Once its known which entity types will be imported, sir.indexing._multiprocessed_import() will successivey spawn multiprocessing.Process es via multiprocessing.pool . Each of the processes will retrieve one batch of entities from the database via a query built from build_entity_query() and convert them into regular dicts via query_result_to_dict(). The result of the conversion will be passed into a multiprocessing.Queue. On the other end of the queue, another process running sir.indexing.queue_to_solr() will send them to Solr in batches.

digraph indexing {
graph [rankdir=TB]

subgraph cluster_processes {
    graph [rankdir=LR]
    p_n [label="Process n"]
    p_dot [label="Process ..."]
    p_2 [label="Process #2"]
    p_1 [label="Process #1"]
    color = lightgrey
}

mb [label="MusicBrainz DB"]
push_proc [label="Push process"]
queue [label="Data queue" shape=diamond]
solr [label="Solr server"]

mb -> p_1;
mb -> p_2;
mb -> p_dot;
mb -> p_n;
p_n -> queue;
p_dot -> queue;
p_1 -> queue;
p_2 -> queue;
queue -> push_proc;
push_proc -> solr;
}

Paths

Each SearchEntity is assigned a declarative via its model attribute and a collection of SearchField objects, each corresponding to a field in the entities Solr core. Those fields each have one or more paths that “lead” to the values that will be put into the field in Solr. iterate_path_values() is a method that returns an iterator over all values for a specific field from an instance of a declarative class and its docstring describes how that works, so here’s a verbatim copy of it:

querying.iterate_path_values(obj)

Return an iterator over all values for path on obj, an instance of a declarative class by first splitting the path into its elements by splitting it on the dots, resulting in a list of path elements. Then, for each element, a call to getattr() is made - the arguments will be the current model (which initially is the model assigned to the SearchEntity) and the current path element. After doing this, there are two cases:

  1. The path element is not the last one in the path. In this case, the getattr() call returns one or more objects of another model which will replace the current one.
  2. The path element is the last one in the path. In this case, the value returned by the getattr() call will be returned and added to the list of values for this field.

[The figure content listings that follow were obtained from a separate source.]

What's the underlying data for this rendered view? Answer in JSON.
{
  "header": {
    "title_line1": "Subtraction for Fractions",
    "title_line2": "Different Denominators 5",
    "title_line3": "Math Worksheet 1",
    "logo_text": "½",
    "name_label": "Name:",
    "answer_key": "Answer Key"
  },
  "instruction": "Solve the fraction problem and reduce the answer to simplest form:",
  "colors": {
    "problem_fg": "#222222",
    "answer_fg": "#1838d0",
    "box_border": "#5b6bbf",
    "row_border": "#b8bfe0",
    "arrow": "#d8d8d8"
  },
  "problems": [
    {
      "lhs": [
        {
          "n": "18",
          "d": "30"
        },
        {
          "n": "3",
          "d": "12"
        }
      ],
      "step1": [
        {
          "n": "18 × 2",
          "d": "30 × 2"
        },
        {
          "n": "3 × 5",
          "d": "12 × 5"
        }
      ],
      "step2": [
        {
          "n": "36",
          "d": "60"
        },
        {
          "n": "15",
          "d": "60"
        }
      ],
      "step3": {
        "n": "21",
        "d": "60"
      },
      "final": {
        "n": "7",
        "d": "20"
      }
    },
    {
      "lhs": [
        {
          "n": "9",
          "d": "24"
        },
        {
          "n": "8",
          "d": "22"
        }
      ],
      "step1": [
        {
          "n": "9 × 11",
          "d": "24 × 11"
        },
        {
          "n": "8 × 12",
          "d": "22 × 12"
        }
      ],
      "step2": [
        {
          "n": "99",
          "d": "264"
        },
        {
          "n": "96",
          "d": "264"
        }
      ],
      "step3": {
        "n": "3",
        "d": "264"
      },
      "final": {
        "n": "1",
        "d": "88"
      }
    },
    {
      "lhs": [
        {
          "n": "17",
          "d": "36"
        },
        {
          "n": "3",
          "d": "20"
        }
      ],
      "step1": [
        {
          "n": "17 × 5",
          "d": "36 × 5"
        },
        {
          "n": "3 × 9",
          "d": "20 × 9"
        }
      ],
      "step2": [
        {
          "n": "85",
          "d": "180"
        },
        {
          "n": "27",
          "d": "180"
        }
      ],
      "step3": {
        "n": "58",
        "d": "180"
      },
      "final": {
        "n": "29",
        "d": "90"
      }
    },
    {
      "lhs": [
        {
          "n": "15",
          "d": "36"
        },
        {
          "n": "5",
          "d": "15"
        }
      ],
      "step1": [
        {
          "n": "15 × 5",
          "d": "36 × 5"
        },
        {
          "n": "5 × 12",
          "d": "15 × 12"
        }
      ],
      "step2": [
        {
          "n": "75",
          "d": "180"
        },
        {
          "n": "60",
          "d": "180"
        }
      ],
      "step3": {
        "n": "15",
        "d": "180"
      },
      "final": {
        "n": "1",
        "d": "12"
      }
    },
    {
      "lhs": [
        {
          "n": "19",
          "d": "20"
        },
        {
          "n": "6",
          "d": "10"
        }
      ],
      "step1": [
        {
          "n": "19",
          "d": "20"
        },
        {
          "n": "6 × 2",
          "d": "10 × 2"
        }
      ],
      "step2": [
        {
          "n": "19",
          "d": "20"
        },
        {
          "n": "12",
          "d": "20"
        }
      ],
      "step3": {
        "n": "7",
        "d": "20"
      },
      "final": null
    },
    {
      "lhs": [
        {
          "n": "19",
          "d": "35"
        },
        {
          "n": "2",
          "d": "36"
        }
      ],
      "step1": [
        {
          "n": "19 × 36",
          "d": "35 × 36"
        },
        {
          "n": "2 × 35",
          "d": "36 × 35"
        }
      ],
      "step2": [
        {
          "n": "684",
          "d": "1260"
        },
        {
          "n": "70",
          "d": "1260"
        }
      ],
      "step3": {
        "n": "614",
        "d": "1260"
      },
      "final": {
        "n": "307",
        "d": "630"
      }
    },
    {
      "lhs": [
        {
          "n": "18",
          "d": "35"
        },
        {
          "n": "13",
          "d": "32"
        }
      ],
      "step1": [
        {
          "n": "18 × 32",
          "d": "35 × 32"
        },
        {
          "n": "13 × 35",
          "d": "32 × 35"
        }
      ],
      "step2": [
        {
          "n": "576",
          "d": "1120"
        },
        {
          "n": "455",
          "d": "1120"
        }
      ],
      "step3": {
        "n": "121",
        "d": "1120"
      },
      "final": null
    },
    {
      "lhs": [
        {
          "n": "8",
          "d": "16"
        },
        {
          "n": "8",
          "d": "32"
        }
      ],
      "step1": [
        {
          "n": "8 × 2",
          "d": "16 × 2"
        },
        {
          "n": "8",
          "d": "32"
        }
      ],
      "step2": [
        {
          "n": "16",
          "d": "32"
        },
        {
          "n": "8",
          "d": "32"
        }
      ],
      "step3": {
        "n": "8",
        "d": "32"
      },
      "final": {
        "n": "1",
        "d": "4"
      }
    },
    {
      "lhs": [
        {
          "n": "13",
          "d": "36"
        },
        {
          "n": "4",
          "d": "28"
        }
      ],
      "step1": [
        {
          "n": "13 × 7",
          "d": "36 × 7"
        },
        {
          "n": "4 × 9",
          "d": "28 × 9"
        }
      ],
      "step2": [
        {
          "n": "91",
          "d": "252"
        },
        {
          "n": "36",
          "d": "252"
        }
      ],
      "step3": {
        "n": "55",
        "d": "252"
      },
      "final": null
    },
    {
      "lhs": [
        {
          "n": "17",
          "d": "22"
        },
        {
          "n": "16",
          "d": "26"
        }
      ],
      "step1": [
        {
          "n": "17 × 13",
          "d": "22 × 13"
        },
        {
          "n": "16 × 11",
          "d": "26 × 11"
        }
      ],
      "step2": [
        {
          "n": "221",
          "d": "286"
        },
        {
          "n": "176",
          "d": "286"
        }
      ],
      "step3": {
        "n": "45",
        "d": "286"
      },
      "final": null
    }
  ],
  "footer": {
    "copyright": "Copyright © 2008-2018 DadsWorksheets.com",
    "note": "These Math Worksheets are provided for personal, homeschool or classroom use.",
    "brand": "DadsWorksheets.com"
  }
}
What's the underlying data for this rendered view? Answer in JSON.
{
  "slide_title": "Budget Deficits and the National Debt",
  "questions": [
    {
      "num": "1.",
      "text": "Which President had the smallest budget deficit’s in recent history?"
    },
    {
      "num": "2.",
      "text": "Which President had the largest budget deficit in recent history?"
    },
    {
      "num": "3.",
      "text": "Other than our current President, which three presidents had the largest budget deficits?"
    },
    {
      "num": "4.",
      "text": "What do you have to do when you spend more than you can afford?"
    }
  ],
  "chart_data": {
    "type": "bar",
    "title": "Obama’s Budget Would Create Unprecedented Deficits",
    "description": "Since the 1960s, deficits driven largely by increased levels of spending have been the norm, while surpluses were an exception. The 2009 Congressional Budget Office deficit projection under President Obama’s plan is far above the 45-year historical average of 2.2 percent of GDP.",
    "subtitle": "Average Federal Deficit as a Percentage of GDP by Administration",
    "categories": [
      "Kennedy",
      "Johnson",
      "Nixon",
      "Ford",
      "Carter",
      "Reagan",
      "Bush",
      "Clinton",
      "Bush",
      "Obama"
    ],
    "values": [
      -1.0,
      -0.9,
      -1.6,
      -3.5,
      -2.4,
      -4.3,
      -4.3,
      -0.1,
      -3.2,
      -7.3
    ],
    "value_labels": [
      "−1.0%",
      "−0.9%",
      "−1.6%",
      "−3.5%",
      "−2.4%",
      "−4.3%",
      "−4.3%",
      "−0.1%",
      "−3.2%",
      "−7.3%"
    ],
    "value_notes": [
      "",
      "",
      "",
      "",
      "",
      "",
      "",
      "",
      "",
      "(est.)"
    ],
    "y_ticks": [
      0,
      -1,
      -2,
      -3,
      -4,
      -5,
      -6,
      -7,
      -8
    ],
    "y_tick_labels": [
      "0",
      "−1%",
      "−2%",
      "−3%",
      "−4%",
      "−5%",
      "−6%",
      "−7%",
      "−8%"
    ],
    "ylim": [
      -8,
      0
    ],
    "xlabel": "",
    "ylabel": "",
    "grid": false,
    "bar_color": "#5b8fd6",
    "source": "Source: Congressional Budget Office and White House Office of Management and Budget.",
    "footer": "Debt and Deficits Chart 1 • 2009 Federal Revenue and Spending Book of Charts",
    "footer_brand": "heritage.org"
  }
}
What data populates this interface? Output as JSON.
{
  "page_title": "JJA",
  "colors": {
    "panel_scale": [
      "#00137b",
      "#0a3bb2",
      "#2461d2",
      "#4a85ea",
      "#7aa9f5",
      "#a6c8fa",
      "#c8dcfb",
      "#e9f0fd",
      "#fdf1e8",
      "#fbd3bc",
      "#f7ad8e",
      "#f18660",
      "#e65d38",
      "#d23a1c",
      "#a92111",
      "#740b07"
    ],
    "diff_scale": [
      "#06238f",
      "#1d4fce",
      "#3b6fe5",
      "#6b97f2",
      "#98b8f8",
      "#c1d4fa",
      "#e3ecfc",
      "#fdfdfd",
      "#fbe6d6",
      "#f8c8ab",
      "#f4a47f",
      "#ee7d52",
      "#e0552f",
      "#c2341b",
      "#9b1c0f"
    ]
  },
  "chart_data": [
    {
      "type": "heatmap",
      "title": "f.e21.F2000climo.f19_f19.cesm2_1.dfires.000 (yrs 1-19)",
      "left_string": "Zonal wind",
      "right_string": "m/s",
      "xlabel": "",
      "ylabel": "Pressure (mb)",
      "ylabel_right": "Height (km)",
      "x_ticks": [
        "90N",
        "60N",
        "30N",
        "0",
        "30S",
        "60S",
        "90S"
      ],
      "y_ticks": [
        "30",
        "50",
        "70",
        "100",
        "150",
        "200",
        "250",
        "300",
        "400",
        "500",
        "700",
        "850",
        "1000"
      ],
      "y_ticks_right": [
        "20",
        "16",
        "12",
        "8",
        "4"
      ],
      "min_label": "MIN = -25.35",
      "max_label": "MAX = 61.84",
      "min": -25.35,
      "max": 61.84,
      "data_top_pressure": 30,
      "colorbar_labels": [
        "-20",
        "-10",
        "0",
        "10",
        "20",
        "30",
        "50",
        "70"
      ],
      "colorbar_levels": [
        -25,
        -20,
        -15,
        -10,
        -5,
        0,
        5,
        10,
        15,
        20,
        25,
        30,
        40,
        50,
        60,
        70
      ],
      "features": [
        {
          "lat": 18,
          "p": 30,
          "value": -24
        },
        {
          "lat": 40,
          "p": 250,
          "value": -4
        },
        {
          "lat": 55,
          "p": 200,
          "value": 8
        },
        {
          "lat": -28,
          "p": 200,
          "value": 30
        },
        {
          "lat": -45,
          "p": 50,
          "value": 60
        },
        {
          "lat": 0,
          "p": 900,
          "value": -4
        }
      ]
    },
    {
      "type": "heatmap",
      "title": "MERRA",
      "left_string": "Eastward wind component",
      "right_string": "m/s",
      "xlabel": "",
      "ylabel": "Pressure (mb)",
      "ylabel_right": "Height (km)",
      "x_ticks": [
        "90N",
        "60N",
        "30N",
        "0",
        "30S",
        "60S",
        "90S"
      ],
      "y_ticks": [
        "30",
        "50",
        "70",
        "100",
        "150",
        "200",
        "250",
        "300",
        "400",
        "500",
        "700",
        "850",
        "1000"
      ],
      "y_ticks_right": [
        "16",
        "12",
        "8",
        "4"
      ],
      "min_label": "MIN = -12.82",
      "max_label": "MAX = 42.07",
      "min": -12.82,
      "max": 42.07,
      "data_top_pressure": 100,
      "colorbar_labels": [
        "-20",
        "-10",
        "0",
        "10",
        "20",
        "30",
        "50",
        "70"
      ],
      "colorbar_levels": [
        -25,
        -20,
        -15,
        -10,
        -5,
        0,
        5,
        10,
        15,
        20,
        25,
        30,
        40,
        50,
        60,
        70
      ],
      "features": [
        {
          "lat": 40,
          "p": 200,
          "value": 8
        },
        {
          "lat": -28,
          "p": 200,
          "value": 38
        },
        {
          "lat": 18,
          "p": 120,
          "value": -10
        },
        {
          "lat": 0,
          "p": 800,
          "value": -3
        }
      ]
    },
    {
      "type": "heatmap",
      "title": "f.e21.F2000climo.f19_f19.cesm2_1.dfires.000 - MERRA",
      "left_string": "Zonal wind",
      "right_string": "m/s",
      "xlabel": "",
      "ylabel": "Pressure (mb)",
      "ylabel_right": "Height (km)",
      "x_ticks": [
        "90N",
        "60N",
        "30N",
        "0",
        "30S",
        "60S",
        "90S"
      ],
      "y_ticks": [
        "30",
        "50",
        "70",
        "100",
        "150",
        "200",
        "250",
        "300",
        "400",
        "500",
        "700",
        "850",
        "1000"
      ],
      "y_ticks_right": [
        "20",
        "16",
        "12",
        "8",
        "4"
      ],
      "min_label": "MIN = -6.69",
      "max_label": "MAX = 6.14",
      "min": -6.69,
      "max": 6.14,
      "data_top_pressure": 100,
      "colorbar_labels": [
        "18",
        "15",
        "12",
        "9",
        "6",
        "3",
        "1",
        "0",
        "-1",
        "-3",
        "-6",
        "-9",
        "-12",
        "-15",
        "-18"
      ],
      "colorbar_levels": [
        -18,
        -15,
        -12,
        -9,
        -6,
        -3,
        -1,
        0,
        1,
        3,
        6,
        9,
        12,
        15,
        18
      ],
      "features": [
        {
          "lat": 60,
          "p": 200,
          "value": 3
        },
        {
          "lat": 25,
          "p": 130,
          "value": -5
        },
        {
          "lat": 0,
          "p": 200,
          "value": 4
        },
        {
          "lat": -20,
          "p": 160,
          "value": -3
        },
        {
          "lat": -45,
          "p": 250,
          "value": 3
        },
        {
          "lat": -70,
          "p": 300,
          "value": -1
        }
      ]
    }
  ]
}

To give an example, lets presume the object we’re starting with is an instance of Artist and the path is “begin_area.name”. The first getattr() call will be:

getattr(obj, "begin_area")

which returns an Area object, on which the call:

getattr(obj, "name")

will return the final value:

>>> from mbdata.models import Artist, Area
>>> artist = Artist(name="Johan de Meij")
>>> area = Area(name="Netherlands")
>>> artist.begin_area = area
>>> list(iterate_path_values("begin_area.name", artist))
['Netherlands']

One-to-many relationships will of course be handled as well:

>>> from mbdata.models import Recording, ISRC
>>> recording = Recording(name="Fortuna Imperatrix Mundi: O Fortuna")
>>> recording.isrcs.append(ISRC(isrc="DEF056730100"))
>>> recording.isrcs.append(ISRC(isrc="DEF056730101"))
>>> list(iterate_path_values("isrcs.isrc", recording))
['DEF056730100', 'DEF056730101']

sir.schema.SCHEMA is a dictionary mapping core names to SearchEntity objects.